March 19, 2009

A number of companies (mainly Temasek-linked) have made cash calls over the past few months, including DBS, Capitaland, CapitaMall Trust, CSM and Ascendas REIT. This has raised the Tier 1 CAR for DBS and lowered the gearing ratios for the others. The current recession will have an adverse impact on profitability and cash-flow generation for most companies and we expect more of them to make cash calls to beef up their balance sheets. These can include Temasek-linked and non Temasek-linked companies.

We scanned through the list of stocks under our coverage and identified these stocks which we feel are worthy of mention with respect to this cash call issue:

UOB (BUY, TP:S$11.60) has the lowest Tier 1 CAR of 10.9%, after DBS completed its S$4b right issue and now achieved a proforma Tier 1 CAR of 12.2%. There has been market talk that UOB may beef up its capital closer to its peers.

Suntec (NEUTRAL, TP:S$0.75) has a S$700m CMBS due in Dec 09. Its current gearing of 0.34x is higher than the sector average of 0.29x. We believe the probability of a cash call is relatively higher than its peers.

Swiber (SELL, TP:S$0.23) has a net debt to equity ratio of 1.0x. We are also concerned with its ability to repay the S$109m bond maturing late FY09/early FY10. We believe a cash call will help strengthen its balance sheet.

China Fishery (BUY, TP:S$0.86) has lowered its net gearing to 0.87x (from Sep 08’s 0.93x). To conserve cash, the company is giving out script dividends. We do not rule out the possibility of a cash call to strengthen its balance sheet.

There are other companies which we feel are less likely to raise cash now (although we do not completely rule out the possibility). These include Parkway, Indofood and Keppel Land.
A number of Temasek-linked companies have made cash calls over the past few months. These include:

DBS (NEUTRAL, TP: S$8.50), which raised S$4b through a 1-for-2 rights issue at S$5.42/share, thereby raising its Tier 1 CAR from actual Dec 08’s 10.1% to a proforma 12.2%.
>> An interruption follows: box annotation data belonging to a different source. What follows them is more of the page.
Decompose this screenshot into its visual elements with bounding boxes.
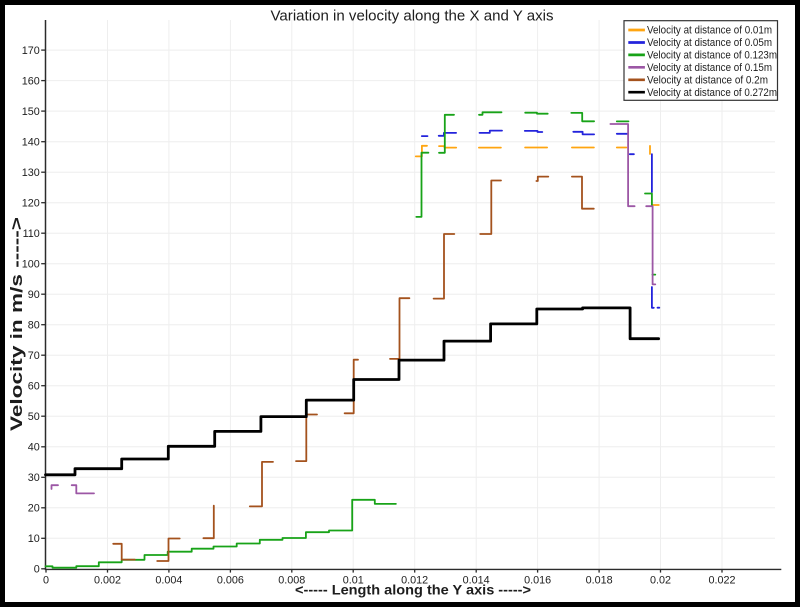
svg-text:Variation in velocity along th: Variation in velocity along the X and Y … <box>271 9 554 25</box>
svg-text:170: 170 <box>22 45 40 57</box>
svg-text:0.004: 0.004 <box>155 575 182 587</box>
svg-text:0: 0 <box>43 575 49 587</box>
svg-text:30: 30 <box>28 472 40 484</box>
svg-text:Velocity at distance of 0.01m: Velocity at distance of 0.01m <box>647 25 772 37</box>
svg-text:Velocity at distance of 0.05m: Velocity at distance of 0.05m <box>647 37 772 49</box>
svg-text:Velocity at distance of 0.123m: Velocity at distance of 0.123m <box>647 50 777 62</box>
svg-text:Velocity at distance of 0.15m: Velocity at distance of 0.15m <box>647 62 772 74</box>
svg-text:50: 50 <box>28 411 40 423</box>
svg-text:130: 130 <box>22 167 40 179</box>
svg-text:120: 120 <box>22 197 40 209</box>
svg-text:70: 70 <box>28 350 40 362</box>
svg-text:<----- Length along the Y axis: <----- Length along the Y axis -----> <box>295 582 531 598</box>
svg-text:Velocity at distance of 0.2m: Velocity at distance of 0.2m <box>647 74 768 86</box>
svg-text:0.002: 0.002 <box>94 575 121 587</box>
svg-text:Velocity in m/s ----->: Velocity in m/s -----> <box>7 217 26 431</box>
svg-text:0.016: 0.016 <box>524 575 551 587</box>
svg-text:0.022: 0.022 <box>708 575 735 587</box>
svg-text:100: 100 <box>22 258 40 270</box>
svg-text:150: 150 <box>22 106 40 118</box>
svg-text:110: 110 <box>23 228 40 240</box>
svg-text:90: 90 <box>28 289 40 301</box>
svg-text:0.014: 0.014 <box>463 575 490 587</box>
svg-text:0.01: 0.01 <box>343 575 364 587</box>
svg-text:60: 60 <box>28 380 40 392</box>
svg-text:0.02: 0.02 <box>650 575 671 587</box>
svg-text:10: 10 <box>28 533 40 545</box>
svg-text:80: 80 <box>28 319 40 331</box>
svg-text:160: 160 <box>22 75 40 87</box>
svg-text:Velocity at distance of 0.272m: Velocity at distance of 0.272m <box>647 87 777 99</box>
svg-text:0: 0 <box>34 564 40 576</box>
svg-text:40: 40 <box>28 442 40 454</box>
svg-text:20: 20 <box>28 503 40 515</box>
svg-text:0.012: 0.012 <box>401 575 428 587</box>
svg-text:0.018: 0.018 <box>586 575 613 587</box>
svg-text:140: 140 <box>22 136 40 148</box>
svg-text:0.006: 0.006 <box>217 575 244 587</box>
svg-text:0.008: 0.008 <box>278 575 305 587</box>
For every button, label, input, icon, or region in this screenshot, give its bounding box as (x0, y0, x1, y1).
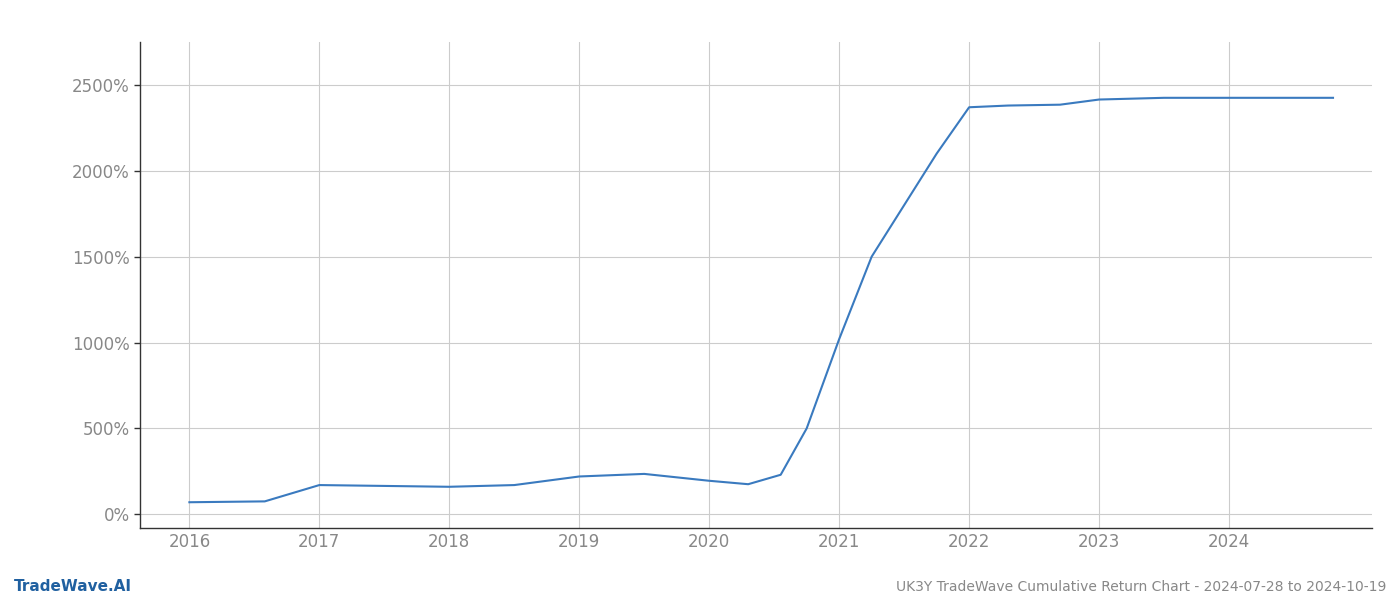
Text: UK3Y TradeWave Cumulative Return Chart - 2024-07-28 to 2024-10-19: UK3Y TradeWave Cumulative Return Chart -… (896, 580, 1386, 594)
Text: TradeWave.AI: TradeWave.AI (14, 579, 132, 594)
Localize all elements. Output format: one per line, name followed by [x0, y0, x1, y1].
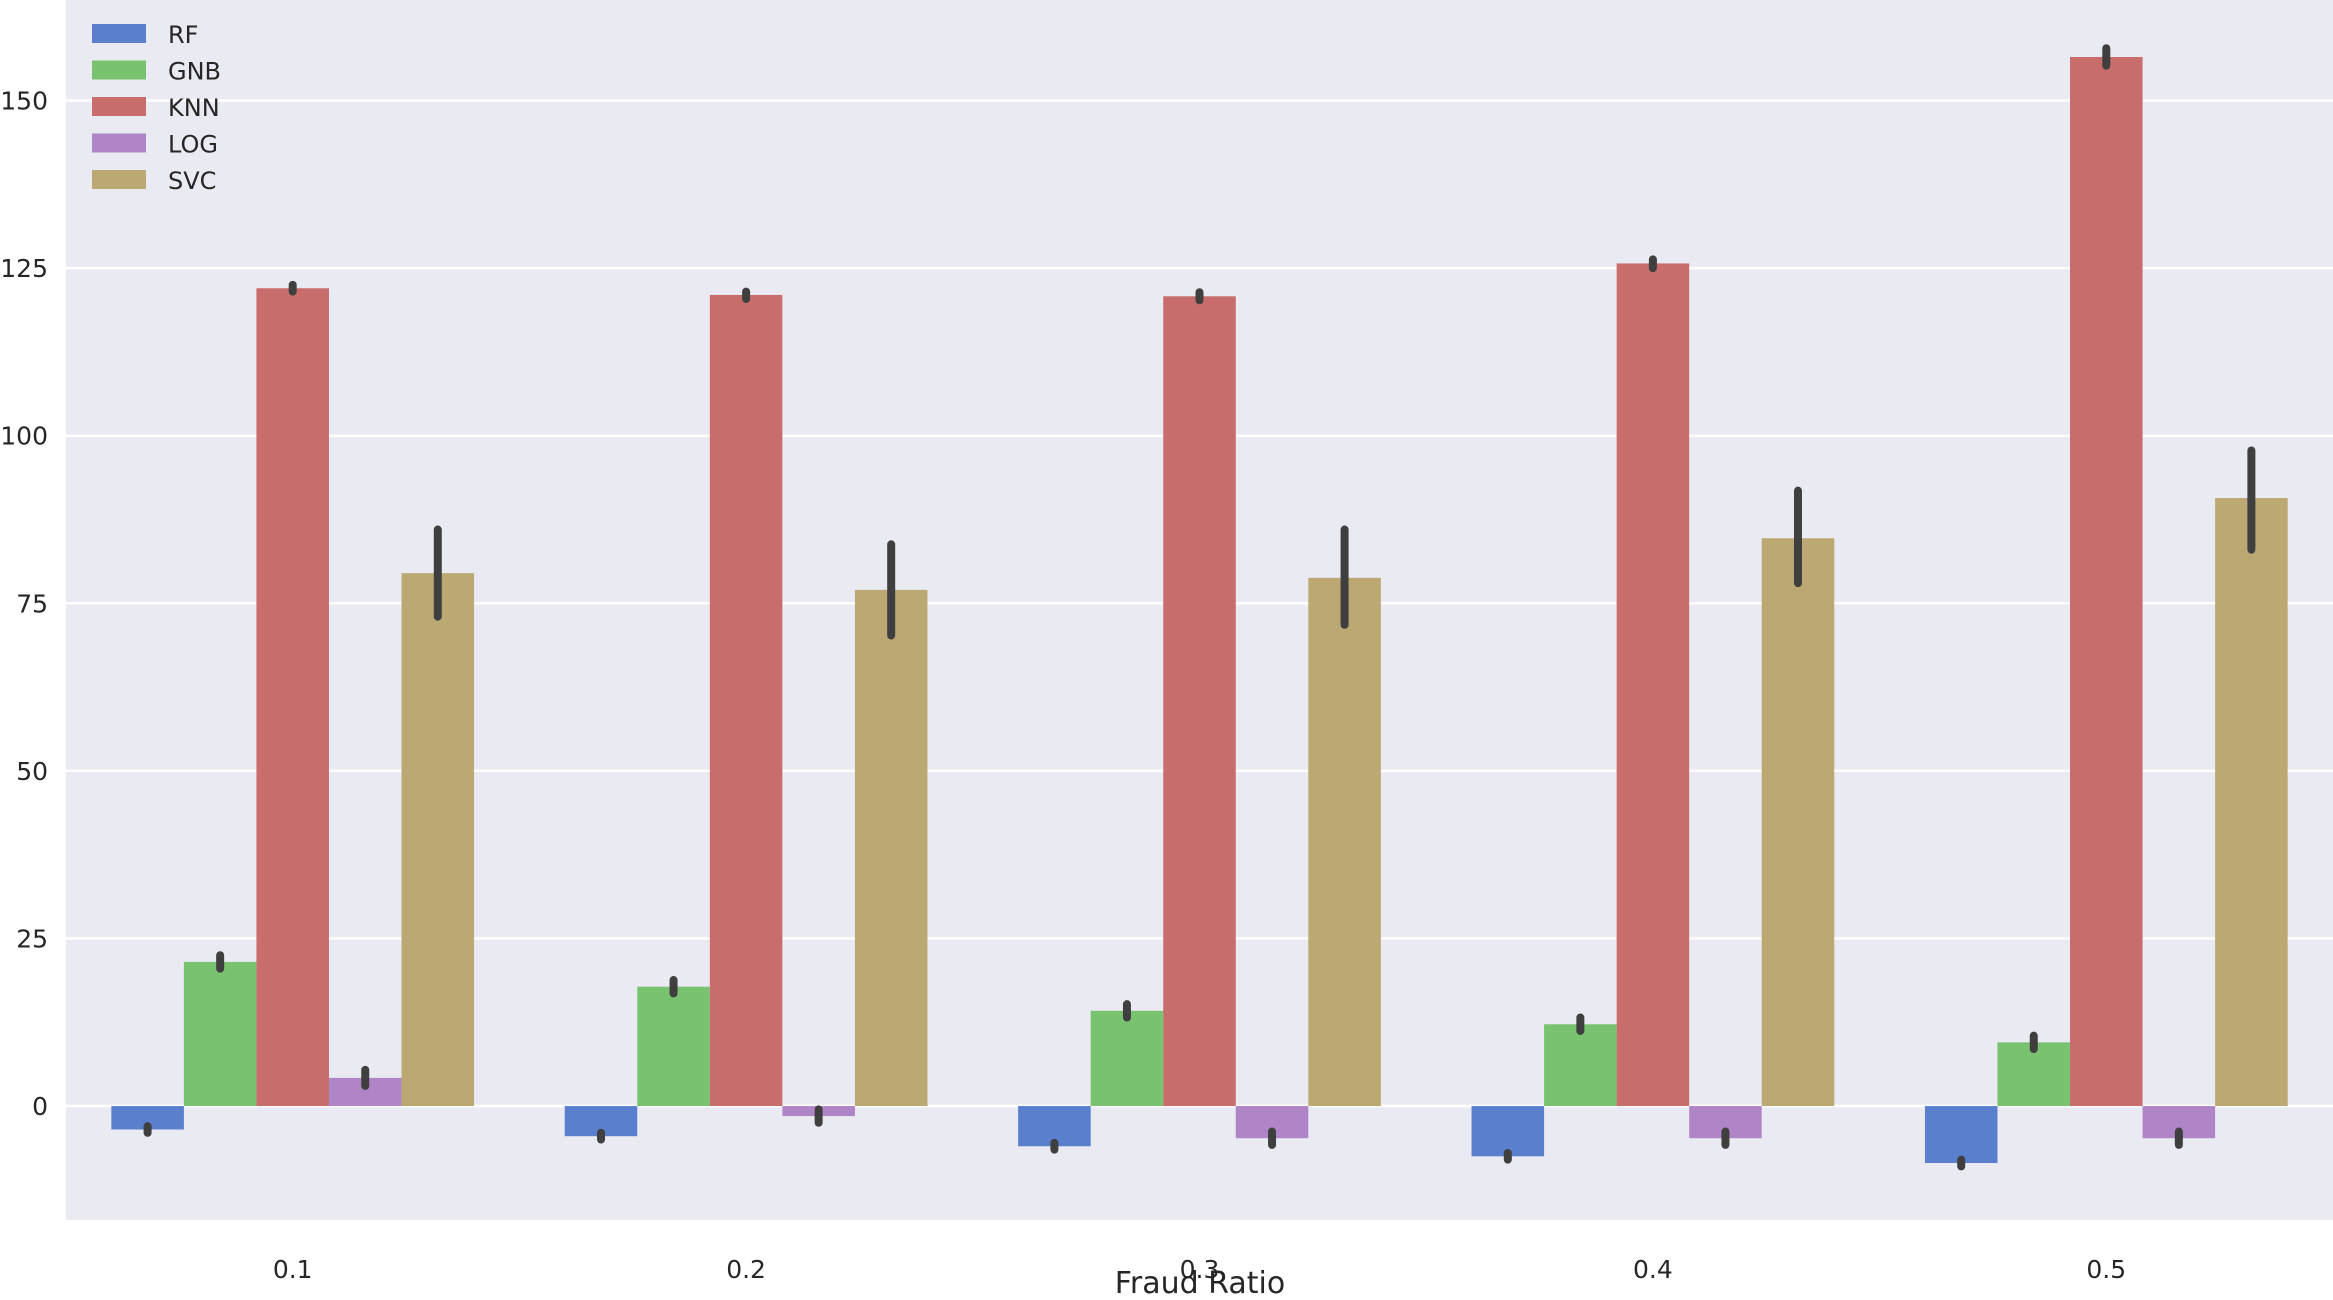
bar-rf [1924, 1106, 1998, 1164]
legend-label-gnb: GNB [168, 58, 221, 86]
bar-svc [401, 573, 475, 1107]
y-tick-label: 0 [32, 1092, 48, 1121]
y-tick-label: 100 [0, 422, 48, 451]
bar-knn [1163, 296, 1236, 1107]
y-tick-label: 150 [0, 87, 48, 116]
legend-label-knn: KNN [168, 94, 220, 122]
bar-svc [854, 589, 928, 1107]
legend-swatch-log [92, 133, 146, 153]
legend-label-log: LOG [168, 131, 218, 159]
y-tick-label: 75 [16, 589, 48, 618]
y-tick-labels: 0 25 50 75 100 125 150 [0, 87, 48, 1121]
legend-label-rf: RF [168, 21, 198, 49]
x-tick-label: 0.5 [2086, 1255, 2126, 1284]
x-tick-label: 0.4 [1633, 1255, 1673, 1284]
bar-gnb [1544, 1024, 1617, 1107]
bar-svc [1761, 538, 1835, 1107]
bar-svc [1308, 577, 1381, 1107]
y-tick-label: 50 [16, 757, 48, 786]
x-tick-labels: 0.1 0.2 0.3 0.4 0.5 [273, 1255, 2126, 1284]
bar-gnb [1090, 1010, 1164, 1107]
bar-gnb [183, 961, 257, 1107]
legend-label-svc: SVC [168, 167, 216, 195]
legend: RF GNB KNN LOG SVC [92, 21, 221, 195]
y-tick-label: 25 [16, 924, 48, 953]
bar-knn [709, 294, 783, 1107]
x-tick-label: 0.1 [273, 1255, 313, 1284]
bar-knn [1616, 263, 1690, 1107]
bar-knn [2070, 56, 2143, 1107]
legend-swatch-rf [92, 24, 146, 43]
bars-group [111, 56, 2288, 1164]
x-axis-title: Fraud Ratio [1115, 1266, 1285, 1300]
legend-swatch-gnb [92, 60, 146, 80]
bar-rf [1471, 1106, 1545, 1157]
errorbars-group [143, 44, 2256, 1171]
x-tick-label: 0.3 [1180, 1255, 1220, 1284]
bar-gnb [637, 986, 710, 1107]
bar-svc [2215, 498, 2288, 1107]
y-tick-label: 125 [0, 254, 48, 283]
bar-rf [111, 1106, 184, 1130]
legend-swatch-svc [92, 170, 146, 189]
legend-swatch-knn [92, 97, 146, 116]
bar-knn [256, 288, 329, 1107]
x-tick-label: 0.2 [726, 1255, 766, 1284]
Capitaland (BUY, TP: S$2.60), which raised S$1.84b through a 1-for-2 rights issue at S$1.30/share, thereby lowering its net gearing to 0.31x and expanding its cash position to S$5.6b (post taking up CMT's pro- rata rights issue).

CapitaMall Trust (BUY, TP: S$1.26), which raised S$1.23b through a 9- for-10 rights issue at S$0.82/share, thereby repaying all its outstanding loans for 2009 and funding of asset enhancement plans, as well as lowering its gearing to a comfortable 0.29x.

CSM (SELL, TP: S$0.11), which raised S$464m through a 27-for-10 rights issue at S$0.07/share. Ex-rights was on 16 Mar 09. The exercise will lower net gearing from Dec 08’s 1.04x to a proforma 0.69x.

Ascendas REIT (BUY, TP: S$1.41), which raised S$408m through a private placement and preferential offering (1-for-15) at S$1.16/share, thereby aiding in the repayment of outstanding debts and funding of development projects, as well as lowering its gearing to 0.33 – 0.36x.

Going into an economic downcycle, we believe more companies will do cash calls to beef up their balance sheet. Temasek-linked companies have started the ball rolling, but we believe non Temasek-linked companies may soon be coming out more aggressively to raise capital as well.